December 2005 / Volume
Winter of Our Discontent
As 2005 draws to a close, the struggle for a negotiated
settlement continues. We remain hopeful that a negotiated settlement can be reached
but realize that we face an adversary unlike any we have faced in the past.
Talks have resumed at both the English and French
tables since the middle of November. There is no progress to report. In fact, at the English table, the employer has reverted, in some instances, to its initial position despite
previous verbal agreements. The outstanding issues remain: mobility of teachers
on availability (50 km), class sizes, contracts for adult and vocational education teachers and especially the need for a
clear and effective set of conditions to resolve the special needs problems in our schools.
At the Central Table, where monetary issues for the
entire civil service are decided, only short unproductive meetings have been held. The
government, which according to its own research underpays public sector employees by 15.5% compared to the private sector,
still clings to its insulting salary offer of 8% over six years and nine months.
Despite public opinion polls to the contrary, the
government continues to hint that a decreed settlement may be in the offing. Monique
Jérôme-Forget seems to have softened her original stance, in which she suggested a decree might come as early as December
15 but still has not ruled out a decree entirely.
This is the background against which public service
workers in Quebec
have begun to mobilize. All ten teacher unions within the QPAT family have voted
for a mandate for three days of rotating strikes. The overwhelming majority of
our colleagues in the FSE have done the same.
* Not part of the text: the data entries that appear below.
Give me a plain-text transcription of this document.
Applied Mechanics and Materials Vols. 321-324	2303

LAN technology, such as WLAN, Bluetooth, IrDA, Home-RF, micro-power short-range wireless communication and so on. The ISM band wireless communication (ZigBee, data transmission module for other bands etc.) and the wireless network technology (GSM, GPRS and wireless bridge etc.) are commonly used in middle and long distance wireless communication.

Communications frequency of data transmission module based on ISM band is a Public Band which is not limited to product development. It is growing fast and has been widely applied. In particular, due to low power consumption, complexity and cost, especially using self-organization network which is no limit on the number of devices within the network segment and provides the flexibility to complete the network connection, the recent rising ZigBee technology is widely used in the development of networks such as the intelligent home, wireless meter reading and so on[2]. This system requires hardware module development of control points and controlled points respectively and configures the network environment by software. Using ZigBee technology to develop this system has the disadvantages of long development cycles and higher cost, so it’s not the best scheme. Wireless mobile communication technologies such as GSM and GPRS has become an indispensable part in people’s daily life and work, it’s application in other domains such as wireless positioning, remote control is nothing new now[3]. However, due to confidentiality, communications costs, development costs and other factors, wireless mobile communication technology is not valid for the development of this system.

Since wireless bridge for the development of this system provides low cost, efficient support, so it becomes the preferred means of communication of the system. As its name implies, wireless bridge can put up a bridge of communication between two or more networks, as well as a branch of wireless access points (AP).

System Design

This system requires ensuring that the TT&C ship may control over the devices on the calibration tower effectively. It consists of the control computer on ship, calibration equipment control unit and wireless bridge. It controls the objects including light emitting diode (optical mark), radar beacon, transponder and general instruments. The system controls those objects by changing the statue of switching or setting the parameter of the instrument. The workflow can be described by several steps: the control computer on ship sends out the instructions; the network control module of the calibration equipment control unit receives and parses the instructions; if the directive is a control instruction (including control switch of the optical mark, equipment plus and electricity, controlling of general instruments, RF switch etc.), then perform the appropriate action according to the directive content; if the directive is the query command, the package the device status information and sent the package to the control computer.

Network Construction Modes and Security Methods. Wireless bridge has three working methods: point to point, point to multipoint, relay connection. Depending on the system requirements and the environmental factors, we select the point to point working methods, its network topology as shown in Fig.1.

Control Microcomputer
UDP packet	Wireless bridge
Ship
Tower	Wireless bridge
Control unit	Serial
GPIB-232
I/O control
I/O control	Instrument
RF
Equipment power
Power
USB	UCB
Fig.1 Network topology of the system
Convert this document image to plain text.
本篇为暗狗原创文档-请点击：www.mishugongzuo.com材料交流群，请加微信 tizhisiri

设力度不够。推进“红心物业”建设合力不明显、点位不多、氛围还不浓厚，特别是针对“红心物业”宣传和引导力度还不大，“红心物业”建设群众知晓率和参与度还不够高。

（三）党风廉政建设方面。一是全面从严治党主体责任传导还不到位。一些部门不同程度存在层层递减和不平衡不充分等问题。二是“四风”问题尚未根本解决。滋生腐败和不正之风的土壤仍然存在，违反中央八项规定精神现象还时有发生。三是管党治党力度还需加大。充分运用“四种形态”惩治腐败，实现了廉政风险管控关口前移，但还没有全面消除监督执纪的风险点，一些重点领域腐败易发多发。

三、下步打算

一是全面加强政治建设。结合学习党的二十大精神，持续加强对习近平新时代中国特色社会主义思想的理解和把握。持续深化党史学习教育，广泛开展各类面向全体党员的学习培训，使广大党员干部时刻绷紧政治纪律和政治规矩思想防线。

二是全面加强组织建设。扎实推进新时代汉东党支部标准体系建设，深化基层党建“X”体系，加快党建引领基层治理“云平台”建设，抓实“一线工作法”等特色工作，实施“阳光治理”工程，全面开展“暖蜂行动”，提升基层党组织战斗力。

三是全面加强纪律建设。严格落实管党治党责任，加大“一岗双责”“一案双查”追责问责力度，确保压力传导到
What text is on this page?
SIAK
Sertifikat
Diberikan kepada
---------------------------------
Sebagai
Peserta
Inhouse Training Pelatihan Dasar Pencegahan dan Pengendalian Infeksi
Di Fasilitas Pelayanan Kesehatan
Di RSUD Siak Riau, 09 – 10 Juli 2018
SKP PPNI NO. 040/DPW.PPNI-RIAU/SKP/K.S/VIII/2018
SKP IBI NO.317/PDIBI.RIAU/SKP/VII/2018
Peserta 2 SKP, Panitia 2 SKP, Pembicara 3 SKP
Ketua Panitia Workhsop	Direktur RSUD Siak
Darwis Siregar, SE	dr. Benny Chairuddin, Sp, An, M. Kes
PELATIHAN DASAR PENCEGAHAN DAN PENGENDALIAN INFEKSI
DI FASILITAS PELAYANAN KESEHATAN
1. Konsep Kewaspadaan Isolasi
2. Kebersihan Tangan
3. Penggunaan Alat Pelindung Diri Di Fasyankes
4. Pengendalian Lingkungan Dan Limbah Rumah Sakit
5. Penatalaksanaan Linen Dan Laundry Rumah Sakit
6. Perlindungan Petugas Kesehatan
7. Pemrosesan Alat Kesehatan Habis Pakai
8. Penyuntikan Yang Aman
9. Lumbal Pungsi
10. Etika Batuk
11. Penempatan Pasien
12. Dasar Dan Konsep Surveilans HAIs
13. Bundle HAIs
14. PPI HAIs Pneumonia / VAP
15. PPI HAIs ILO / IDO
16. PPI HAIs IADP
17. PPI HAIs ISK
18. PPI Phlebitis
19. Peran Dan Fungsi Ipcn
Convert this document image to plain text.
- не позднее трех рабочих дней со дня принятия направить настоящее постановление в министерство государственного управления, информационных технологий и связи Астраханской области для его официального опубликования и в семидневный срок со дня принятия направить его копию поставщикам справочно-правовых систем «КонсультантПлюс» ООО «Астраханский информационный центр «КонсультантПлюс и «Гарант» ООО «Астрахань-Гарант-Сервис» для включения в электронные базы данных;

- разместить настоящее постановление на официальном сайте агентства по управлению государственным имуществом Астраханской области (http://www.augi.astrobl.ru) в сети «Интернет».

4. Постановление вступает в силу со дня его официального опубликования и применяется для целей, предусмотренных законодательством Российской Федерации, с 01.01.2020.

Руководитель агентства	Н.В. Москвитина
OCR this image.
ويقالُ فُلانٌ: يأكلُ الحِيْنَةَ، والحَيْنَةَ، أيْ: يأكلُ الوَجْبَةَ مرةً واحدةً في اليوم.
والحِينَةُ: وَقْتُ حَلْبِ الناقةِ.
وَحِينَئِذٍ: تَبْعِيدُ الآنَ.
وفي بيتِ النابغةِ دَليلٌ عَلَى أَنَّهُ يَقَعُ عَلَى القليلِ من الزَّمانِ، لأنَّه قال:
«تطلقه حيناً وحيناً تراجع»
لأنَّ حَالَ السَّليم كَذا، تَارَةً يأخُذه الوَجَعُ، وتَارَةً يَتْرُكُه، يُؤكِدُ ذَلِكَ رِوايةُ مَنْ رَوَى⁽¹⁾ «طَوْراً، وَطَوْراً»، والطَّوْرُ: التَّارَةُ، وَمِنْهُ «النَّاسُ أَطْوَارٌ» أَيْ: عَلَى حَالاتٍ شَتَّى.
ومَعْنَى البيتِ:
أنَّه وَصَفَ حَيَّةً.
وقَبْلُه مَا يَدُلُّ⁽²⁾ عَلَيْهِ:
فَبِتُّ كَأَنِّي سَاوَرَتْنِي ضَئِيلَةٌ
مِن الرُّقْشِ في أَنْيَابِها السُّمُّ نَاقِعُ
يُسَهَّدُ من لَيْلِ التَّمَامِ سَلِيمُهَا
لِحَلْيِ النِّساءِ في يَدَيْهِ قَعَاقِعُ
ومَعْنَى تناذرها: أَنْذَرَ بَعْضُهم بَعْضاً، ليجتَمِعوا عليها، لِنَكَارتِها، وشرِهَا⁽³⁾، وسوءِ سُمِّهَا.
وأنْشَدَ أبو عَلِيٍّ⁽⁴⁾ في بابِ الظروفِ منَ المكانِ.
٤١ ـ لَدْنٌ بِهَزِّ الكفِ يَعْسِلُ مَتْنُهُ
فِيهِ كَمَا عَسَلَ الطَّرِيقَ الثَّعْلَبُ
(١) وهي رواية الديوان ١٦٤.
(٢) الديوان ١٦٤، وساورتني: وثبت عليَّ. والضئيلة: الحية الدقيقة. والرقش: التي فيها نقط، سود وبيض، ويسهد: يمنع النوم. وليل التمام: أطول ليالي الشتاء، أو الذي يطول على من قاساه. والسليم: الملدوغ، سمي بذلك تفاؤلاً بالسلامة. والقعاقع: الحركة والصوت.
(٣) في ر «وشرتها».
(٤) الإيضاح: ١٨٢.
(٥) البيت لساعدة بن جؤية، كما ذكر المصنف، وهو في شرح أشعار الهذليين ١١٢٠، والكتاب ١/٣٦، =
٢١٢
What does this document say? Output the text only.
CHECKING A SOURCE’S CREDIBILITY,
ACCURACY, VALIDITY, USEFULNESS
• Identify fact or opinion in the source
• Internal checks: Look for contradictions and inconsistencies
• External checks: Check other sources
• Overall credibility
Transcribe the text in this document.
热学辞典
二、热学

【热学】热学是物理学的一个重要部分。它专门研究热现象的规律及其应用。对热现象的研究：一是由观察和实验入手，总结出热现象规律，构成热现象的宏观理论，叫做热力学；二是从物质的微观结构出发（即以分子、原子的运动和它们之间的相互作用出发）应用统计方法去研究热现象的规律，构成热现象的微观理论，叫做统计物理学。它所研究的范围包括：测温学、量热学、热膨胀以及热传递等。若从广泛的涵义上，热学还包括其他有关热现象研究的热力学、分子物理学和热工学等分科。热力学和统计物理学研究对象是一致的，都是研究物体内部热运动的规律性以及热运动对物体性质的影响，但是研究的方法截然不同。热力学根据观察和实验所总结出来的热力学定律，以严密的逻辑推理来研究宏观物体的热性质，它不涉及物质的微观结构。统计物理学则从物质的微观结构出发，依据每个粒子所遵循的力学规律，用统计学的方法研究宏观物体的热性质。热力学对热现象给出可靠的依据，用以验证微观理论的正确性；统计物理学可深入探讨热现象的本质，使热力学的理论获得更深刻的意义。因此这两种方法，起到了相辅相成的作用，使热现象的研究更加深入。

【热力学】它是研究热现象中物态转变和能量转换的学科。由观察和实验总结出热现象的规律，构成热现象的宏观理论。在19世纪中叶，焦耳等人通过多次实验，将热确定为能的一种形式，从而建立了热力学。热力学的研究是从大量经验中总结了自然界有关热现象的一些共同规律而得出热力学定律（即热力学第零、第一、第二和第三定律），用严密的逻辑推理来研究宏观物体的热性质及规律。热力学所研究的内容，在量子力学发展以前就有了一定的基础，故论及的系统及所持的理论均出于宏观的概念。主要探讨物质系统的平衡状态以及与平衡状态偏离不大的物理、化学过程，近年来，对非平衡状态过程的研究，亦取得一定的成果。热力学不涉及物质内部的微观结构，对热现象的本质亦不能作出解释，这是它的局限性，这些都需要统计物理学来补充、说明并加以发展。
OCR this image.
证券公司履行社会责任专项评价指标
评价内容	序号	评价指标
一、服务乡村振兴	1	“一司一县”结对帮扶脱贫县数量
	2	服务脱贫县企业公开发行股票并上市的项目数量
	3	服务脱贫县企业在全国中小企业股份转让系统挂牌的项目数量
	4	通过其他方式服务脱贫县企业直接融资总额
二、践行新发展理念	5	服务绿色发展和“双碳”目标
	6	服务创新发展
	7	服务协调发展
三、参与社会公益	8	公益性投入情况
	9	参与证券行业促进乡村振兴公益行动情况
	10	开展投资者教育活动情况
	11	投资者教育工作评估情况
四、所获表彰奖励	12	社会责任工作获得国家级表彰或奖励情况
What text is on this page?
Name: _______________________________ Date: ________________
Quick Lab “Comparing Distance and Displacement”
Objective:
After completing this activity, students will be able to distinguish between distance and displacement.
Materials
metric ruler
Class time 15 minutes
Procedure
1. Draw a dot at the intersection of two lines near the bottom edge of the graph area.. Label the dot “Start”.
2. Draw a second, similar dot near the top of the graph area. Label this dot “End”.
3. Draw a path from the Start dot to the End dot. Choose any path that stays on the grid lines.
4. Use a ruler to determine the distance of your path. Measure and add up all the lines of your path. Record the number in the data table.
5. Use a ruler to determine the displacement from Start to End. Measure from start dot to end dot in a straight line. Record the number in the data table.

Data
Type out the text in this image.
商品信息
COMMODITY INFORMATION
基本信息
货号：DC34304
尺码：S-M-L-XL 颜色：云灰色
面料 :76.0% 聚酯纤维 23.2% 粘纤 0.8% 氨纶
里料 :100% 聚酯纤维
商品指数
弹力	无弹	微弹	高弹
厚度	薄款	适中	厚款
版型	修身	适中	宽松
The schedule for strikes in the month of December
for QPAT affiliated teachers is the following:
December 6 ESTA, LNSETA
December 8 ATA
December 13 CVTA, LTU, MTA, PTU, RTU
December 14 CQTA
We hope that our pressure tactics will provide sufficient leverage to force the government to recognize
the need for a negotiated settlement. A decreed settlement will leave a bitter
taste in the mouths of teachers and other public service employees for years to come.